Backstage Report: Christian Bale Gives Bat-Boost to New Superman (Kinda)

Plus, good stuff from Modern Family cast, The King's Speech crew and more at the 17th Annual Screen Actors Guild Awards

By Joal Ryan Jan 31, 2011 5:05 AMTags
Christian BaleAP Photo/Mark J. Terrill

Christian Bale has no idea who the Man of Steel is. Modern Family's Sofia Vergara has trouble with her "Golden Globes." And The Fighter gives better blurb copy than The King's Speech.

Oh, the things we learned backstage at the 17th Annual Screen Actors Guild Awards:

6 p.m. PT: Go figure. It's Sofia Vergara's voice that precedes her and the Modern Family cast. Well before before the show's press-conference begins, the actress can be heard laughing and chatting on the other side of the press-room curtain.

Good Wife winner Julianna Margulies is taking advantage of a feature that 'til now we'd never noticed at the SAG Awards: a statue-holder! (Now, express yourself to the press with two free hands, while the statue-holder does the rest!) 

PHOTOS: 2011 SAG Awards: Twitpics!

Melissa Leo's a cool customer this awards season. She's also a fantastic movie critic. When asked for the secret to The Fighter's success, Leo lays it on us: "It's a great f--kin' movie!"

• We were right about the statue-holder: It is a must-have! The Modern Family folks are fighting over it! ("Hey, why you put yours there?" Vergara asks Eric Stonestreet. "'Cause it's heavy," he shoots back.)

• For the record, the statue-holder can only hold one statue at a time; Vergara and Stonestreet were bantering, not fighting; and, in any case, Stonestreet manned up, and ended up holding his own award just like everybody else.
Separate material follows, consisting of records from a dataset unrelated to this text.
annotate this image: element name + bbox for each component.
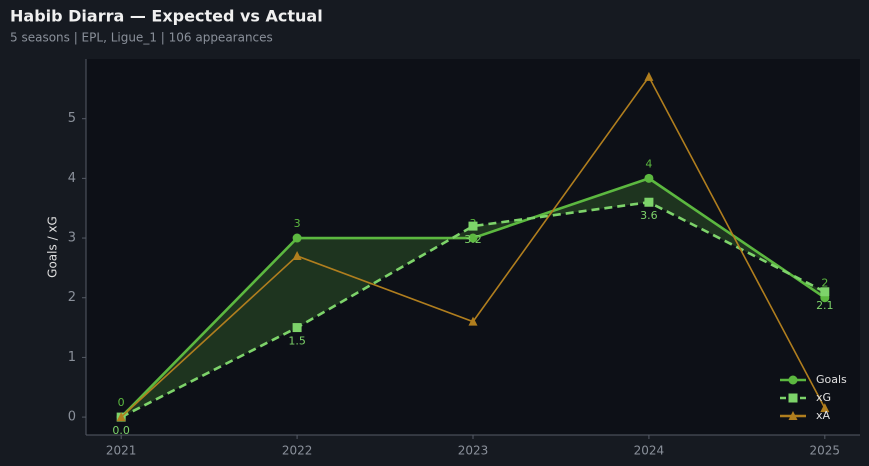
marker [468, 221, 478, 231]
y-tick-label: 4 [68, 171, 76, 186]
value-label: 2 [821, 277, 828, 290]
series-line [120, 200, 826, 419]
x-tick-label: 2025 [810, 444, 841, 458]
marker [292, 233, 302, 243]
value-label: 0.0 [112, 424, 130, 437]
value-label: 4 [645, 157, 652, 170]
y-axis-label: Goals / xG [46, 216, 60, 278]
marker [292, 323, 302, 333]
chart-subtitle: 5 seasons | EPL, Ligue_1 | 106 appearanc… [10, 31, 273, 45]
value-label: 2.1 [816, 299, 834, 312]
marker [468, 233, 478, 243]
x-tick-label: 2024 [634, 444, 665, 458]
value-label: 1.5 [288, 335, 306, 348]
y-tick-label: 2 [68, 290, 76, 305]
y-tick-label: 1 [68, 350, 76, 365]
legend-marker [788, 393, 798, 403]
legend-marker [788, 411, 798, 420]
marker [820, 287, 830, 297]
marker [644, 71, 654, 81]
x-tick-label: 2023 [458, 444, 489, 458]
marker [644, 197, 654, 207]
marker [292, 250, 302, 260]
marker [468, 316, 478, 326]
marker [644, 173, 654, 183]
plot-area [86, 59, 860, 435]
y-tick-label: 3 [68, 231, 76, 246]
chart-title: Habib Diarra — Expected vs Actual [10, 7, 323, 26]
value-label: 0 [118, 396, 125, 409]
y-tick-label: 0 [68, 410, 76, 425]
value-label: 3.2 [464, 233, 482, 246]
value-label: 3 [294, 217, 301, 230]
value-label: 3.6 [640, 209, 658, 222]
legend-marker [788, 375, 798, 385]
legend-label: xA [816, 409, 831, 422]
y-tick-label: 5 [68, 111, 76, 126]
marker [820, 403, 830, 413]
marker [116, 412, 126, 422]
legend-label: xG [816, 391, 831, 404]
x-tick-label: 2021 [106, 444, 137, 458]
x-tick-label: 2022 [282, 444, 313, 458]
legend-label: Goals [816, 373, 847, 386]
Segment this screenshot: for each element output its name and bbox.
• When Vergara reveals she employs a stylist because "sometimes it's not so easy to dress my [something-something we can't quite hear]," Stonestreet seems to sense reporters didn't quite get the last part. So, he translates repeats, "her Golden Globes."

• If the end of the telecast felt rushed, it's because it was. We could hear the PA announcer repeatedly remind attendees that the show was running long, and longer, and, finally, that it "was in trouble."
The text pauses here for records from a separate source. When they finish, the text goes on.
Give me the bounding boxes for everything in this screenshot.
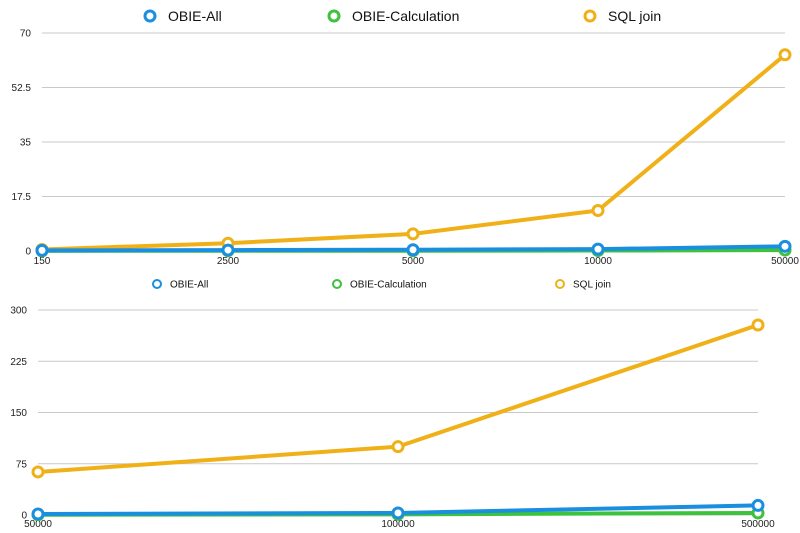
legend-marker-1	[143, 9, 157, 23]
legend-marker-3	[555, 279, 565, 289]
data-point	[406, 227, 420, 241]
x-tick-label: 2500	[217, 256, 240, 267]
x-tick-label: 10000	[584, 256, 612, 267]
data-point	[751, 318, 765, 332]
legend-label-3: SQL join	[608, 8, 661, 24]
x-tick-label: 5000	[402, 256, 425, 267]
y-tick-label: 75	[16, 459, 28, 470]
data-point	[31, 465, 45, 479]
y-tick-label: 52.5	[12, 83, 32, 94]
data-point	[31, 507, 45, 521]
series-line-3	[40, 52, 787, 252]
y-tick-label: 35	[20, 138, 32, 149]
legend-label-2: OBIE-Calculation	[352, 8, 459, 24]
chart-2: OBIE-All OBIE-Calculation SQL join 0 75 150 22…	[10, 279, 775, 530]
x-tick-label: 150	[34, 256, 51, 267]
data-point	[391, 440, 405, 454]
x-tick-label: 500000	[741, 519, 775, 530]
data-point	[778, 239, 792, 253]
legend-label-1: OBIE-All	[168, 8, 222, 24]
legend: OBIE-All OBIE-Calculation SQL join	[143, 8, 661, 24]
data-point	[591, 242, 605, 256]
legend: OBIE-All OBIE-Calculation SQL join	[152, 279, 611, 291]
y-tick-label: 225	[10, 357, 27, 368]
legend-marker-2	[332, 279, 342, 289]
legend-label-1: OBIE-All	[170, 280, 208, 291]
y-tick-label: 0	[25, 247, 31, 258]
data-point	[35, 243, 49, 257]
data-point	[751, 498, 765, 512]
data-point	[221, 243, 235, 257]
data-point	[778, 48, 792, 62]
data-point	[591, 204, 605, 218]
x-tick-label: 50000	[24, 519, 52, 530]
legend-marker-1	[152, 279, 162, 289]
y-tick-label: 300	[10, 306, 27, 317]
legend-label-3: SQL join	[573, 280, 611, 291]
data-point	[391, 506, 405, 520]
x-tick-label: 50000	[771, 256, 799, 267]
x-tick-label: 100000	[381, 519, 415, 530]
y-tick-label: 0	[21, 511, 27, 522]
data-point	[406, 243, 420, 257]
y-gridlines	[38, 309, 758, 516]
legend-marker-3	[583, 9, 597, 23]
y-gridlines	[42, 32, 785, 252]
y-tick-label: 150	[10, 408, 27, 419]
legend-marker-2	[327, 9, 341, 23]
y-tick-label: 70	[20, 29, 32, 40]
chart-1: OBIE-All OBIE-Calculation SQL join 0 17.5 35 5…	[12, 8, 800, 267]
legend-label-2: OBIE-Calculation	[350, 280, 427, 291]
y-tick-label: 17.5	[12, 192, 32, 203]
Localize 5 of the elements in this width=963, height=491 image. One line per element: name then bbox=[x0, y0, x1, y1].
6:45 p.m.: You know what awards-show fatigue is? The extremely press-accommodating (and repeatedly honored) Claire Danes enters the room, and you think, "Again?"

• The telecast wasn't the only thing that was rushed. Here's how the "press conference" began for Ernest Borgnine, he of the 94 years of living experience, the 60 years of acting experience and the SAG's Lifetime Achievement Award, began: It began with a flack telling the room-full of reporters, "Two questions." 
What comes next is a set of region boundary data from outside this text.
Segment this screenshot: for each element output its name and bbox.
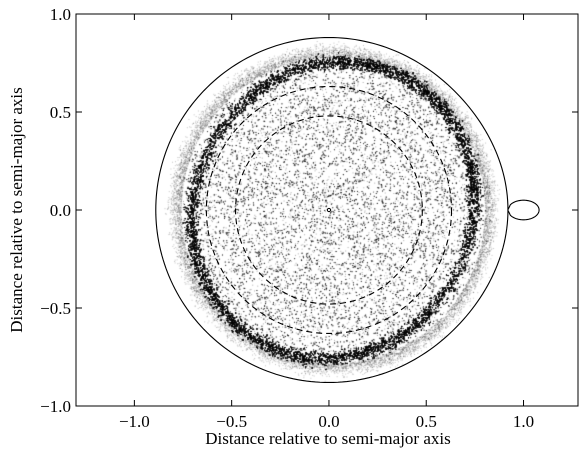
dashed-circle-1 (235, 115, 423, 305)
x-tick-label: −0.5 (216, 412, 247, 431)
y-tick-label: −1.0 (40, 397, 71, 416)
y-axis-label: Distance relative to semi-major axis (7, 87, 26, 332)
axis-ticks: −1.0 −0.5 0.0 0.5 1.0 −1.0 −0.5 0.0 0.5 1.0 (40, 5, 578, 431)
dashed-circle-2 (205, 85, 453, 335)
x-tick-label: −1.0 (119, 412, 150, 431)
secondary-roche-lobe (507, 199, 540, 221)
x-tick-label: 0.5 (416, 412, 437, 431)
y-tick-label: 0.0 (50, 201, 71, 220)
y-tick-label: 1.0 (50, 5, 71, 24)
central-star-marker (326, 207, 332, 213)
x-tick-label: 0.0 (318, 412, 339, 431)
y-tick-label: 0.5 (50, 103, 71, 122)
y-tick-label: −0.5 (40, 299, 71, 318)
overlay-curves (155, 36, 540, 384)
x-tick-label: 1.0 (513, 412, 534, 431)
x-axis-label: Distance relative to semi-major axis (205, 429, 450, 448)
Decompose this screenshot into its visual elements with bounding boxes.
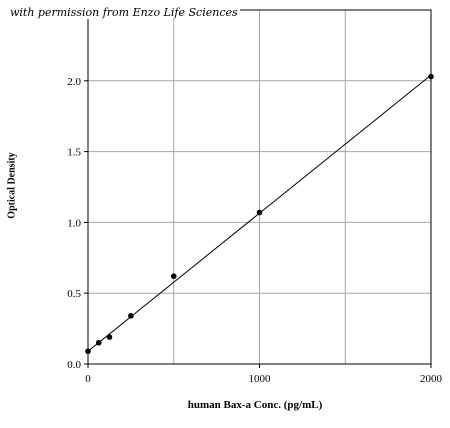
data-point <box>95 339 102 346</box>
data-point <box>106 334 113 340</box>
x-tick-label: 1000 <box>249 373 272 385</box>
y-tick-label: 1.5 <box>67 147 81 159</box>
credit-text: with permission from Enzo Life Sciences <box>8 6 240 19</box>
data-point <box>428 73 434 80</box>
y-tick-label: 2.0 <box>67 76 81 88</box>
y-tick-label: 0.0 <box>67 359 81 371</box>
data-point <box>85 348 91 355</box>
y-axis-label: Optical Density <box>6 152 18 219</box>
x-tick-label: 2000 <box>420 373 443 385</box>
y-tick-label: 1.0 <box>67 217 81 229</box>
x-axis-label: human Bax-a Conc. (pg/mL) <box>187 399 323 411</box>
y-tick-label: 0.5 <box>67 288 81 300</box>
data-point <box>170 273 177 280</box>
x-tick-label: 0 <box>85 373 91 385</box>
data-point <box>128 313 134 319</box>
data-point <box>256 209 263 216</box>
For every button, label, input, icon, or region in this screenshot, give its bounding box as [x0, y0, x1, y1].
• Encouraged to not ask much of anything, nobody asks much of anything. Borgnine, who seems up for far more than two questions, looks out over the (quiet) room: "Are you sure we're not making too much noise?"

• The Golden Globes must serve better drinks spirit. Christian Bale, for instance, is in a fine mood (he even thanks The Fighter's editor for "picking all the good takes"), but he's nowhere near as slap-happy as he was two weeks ago.

• Maybe Bale's partied out, as in birthday-partied out? It just so happens he turned 37 today. "This is gravy," he says of his latest awards-season acquisition.

• So, Batman to Superman, what is Bale's reaction to Henry Cavill's casting in the Christopher Nolan-produced Man of Steel movie? None. He stares kinda blankly at a reporter for a beat or two, clearly having never, ever heard of Cavill. Finally, he summons a blurb you can be assured will not appear on a DVD box anytime soon, "Well done for whoever you mentioned."

• Being an Oscar frontrunner agrees with Colin Firth, who is looking quite tan by pre-Jersey Shore standards.

• Firth's back here for his big win, and his movie's big win. The King's Speech cast is, as you might imagine, rocking the house. (In their understated British way, of course.)

• Why is The King's Speech such a rockin' movie? Because, Firth explains, it's got a lot of rockin' reaction shots in it: "It's his face looking at her face, looking at his face...It's watching other people watch other people."

• Is it wrong to admit you liked Leo's review of The Fighter better?

• By the way, we never did get to see Betty White or Natalie Portman back here. Some people will do anything, we guess, to avoid being asked about the new Superman dude.